Old dog, new tricks for TB antibiotic
17 Jan 2018 by Evoluted New Media
Tuberculosis could be fought more effectively with future drugs – thanks to new research into an old antibiotic by University of Warwick and Francis Crick Institute.
Professor David Roper at Warwick’s School of Life Sciences and Dr Luiz Pedro Carvalho from The Francis Crick Institute have revealed a deeper understanding of how the antibiotic D-cycloserine uniquely works at a molecular level.
“In this new discovery, we see that D-cycloserine binds to the D-alanine-D-alanine ligase enzyme and becomes chemically modified on the enzyme. The chemical species formed here has never been seen before,” said Professor Roper. “We now understand fully how this antibiotic drug can have totally different methods of working on separate targets. This appears to be a unique amongst the antibiotics.”

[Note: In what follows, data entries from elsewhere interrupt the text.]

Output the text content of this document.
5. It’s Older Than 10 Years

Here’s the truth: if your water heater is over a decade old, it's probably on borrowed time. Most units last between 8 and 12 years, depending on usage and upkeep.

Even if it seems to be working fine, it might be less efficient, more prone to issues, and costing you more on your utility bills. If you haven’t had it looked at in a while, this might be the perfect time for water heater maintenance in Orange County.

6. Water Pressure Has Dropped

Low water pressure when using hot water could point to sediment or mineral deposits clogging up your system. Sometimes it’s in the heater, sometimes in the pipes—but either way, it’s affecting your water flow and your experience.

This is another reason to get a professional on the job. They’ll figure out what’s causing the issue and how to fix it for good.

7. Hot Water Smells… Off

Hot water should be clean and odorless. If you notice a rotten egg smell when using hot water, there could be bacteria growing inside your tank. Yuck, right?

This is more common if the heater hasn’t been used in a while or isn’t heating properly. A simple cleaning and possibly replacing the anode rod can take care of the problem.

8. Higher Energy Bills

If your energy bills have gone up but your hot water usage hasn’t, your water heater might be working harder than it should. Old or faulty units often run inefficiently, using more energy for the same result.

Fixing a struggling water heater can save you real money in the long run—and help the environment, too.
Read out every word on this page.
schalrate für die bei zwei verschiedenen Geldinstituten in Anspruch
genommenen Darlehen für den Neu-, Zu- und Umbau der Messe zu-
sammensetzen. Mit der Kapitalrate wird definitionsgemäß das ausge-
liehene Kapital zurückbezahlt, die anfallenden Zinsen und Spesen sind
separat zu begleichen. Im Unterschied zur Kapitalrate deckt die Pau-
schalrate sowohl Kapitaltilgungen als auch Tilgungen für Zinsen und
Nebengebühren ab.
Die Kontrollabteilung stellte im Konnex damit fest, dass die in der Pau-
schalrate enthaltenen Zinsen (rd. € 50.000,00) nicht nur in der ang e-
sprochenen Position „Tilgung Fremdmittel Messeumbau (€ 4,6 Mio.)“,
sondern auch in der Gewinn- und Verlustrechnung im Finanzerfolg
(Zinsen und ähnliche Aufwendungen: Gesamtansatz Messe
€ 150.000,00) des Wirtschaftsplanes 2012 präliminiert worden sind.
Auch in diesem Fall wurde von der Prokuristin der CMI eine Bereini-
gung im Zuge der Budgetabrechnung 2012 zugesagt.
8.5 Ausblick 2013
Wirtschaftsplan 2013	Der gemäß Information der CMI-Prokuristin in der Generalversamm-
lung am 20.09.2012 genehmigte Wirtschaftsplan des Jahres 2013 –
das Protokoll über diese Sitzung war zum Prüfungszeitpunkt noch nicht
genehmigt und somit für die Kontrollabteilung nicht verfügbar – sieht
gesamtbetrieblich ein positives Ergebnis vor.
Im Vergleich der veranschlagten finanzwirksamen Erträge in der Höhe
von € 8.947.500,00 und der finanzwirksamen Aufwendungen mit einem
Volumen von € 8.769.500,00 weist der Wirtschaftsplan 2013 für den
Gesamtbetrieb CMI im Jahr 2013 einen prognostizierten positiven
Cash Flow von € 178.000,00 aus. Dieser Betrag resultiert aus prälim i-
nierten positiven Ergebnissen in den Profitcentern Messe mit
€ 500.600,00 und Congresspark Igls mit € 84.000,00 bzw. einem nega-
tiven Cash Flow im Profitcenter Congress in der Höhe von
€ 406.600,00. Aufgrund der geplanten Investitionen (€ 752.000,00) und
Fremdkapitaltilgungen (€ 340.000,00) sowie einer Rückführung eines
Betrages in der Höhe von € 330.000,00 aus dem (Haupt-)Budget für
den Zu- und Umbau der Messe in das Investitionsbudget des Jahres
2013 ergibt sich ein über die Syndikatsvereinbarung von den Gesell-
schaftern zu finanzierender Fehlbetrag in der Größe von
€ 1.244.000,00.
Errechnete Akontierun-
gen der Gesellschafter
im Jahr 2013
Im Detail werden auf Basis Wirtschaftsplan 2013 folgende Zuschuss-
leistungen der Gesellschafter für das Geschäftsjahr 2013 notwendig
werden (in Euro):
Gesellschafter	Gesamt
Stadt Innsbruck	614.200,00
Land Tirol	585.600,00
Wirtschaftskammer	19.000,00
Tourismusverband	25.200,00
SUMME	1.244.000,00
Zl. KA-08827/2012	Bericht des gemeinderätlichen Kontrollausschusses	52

D-cycloserine is an old antibiotic drug effective against many microbial diseases such as tuberculosis, but is often used as a second line treatment, because of some adverse side-effects. The researchers have now discovered that it acts chemically in very different ways on multiple bacterial targets – possibly the only antibiotic in the world to do so.
The drug attacks bacteria by inhibiting two separate enzymes (D-alanine racemase and D-alanine—D-alanine ligase) which are each required to build and maintain the structural integrity of bacterial cell walls. With the D-alanine racemase enzyme, it is known that the drug forms a molecular bond with a chemical group required for the enzyme activity, stopping it from working. A longer term goal will be to modify the structure of D-cycloserine, so that it produced an antibiotic more specific and that avoids some of adverse side effects – enabling its wider use in the fight against antibiotic resistant infections.
Dr Luiz Pedro Carvalho, from the Mycobacterial Metabolism and Antibiotic Research Laboratory at the Francis Crick Institute, said: “Perhaps more important than how D-cycloserine works, this study highlights an increasingly obvious fact: we know much less than we think about how antibiotics really work and how bacteria become resistant.”
“Only by truly understanding molecular and cellular events caused by antibiotics or in response to their presence will we truly understand how to make improved drugs, which are much needed in face of the current threat of antibiotic resistance.”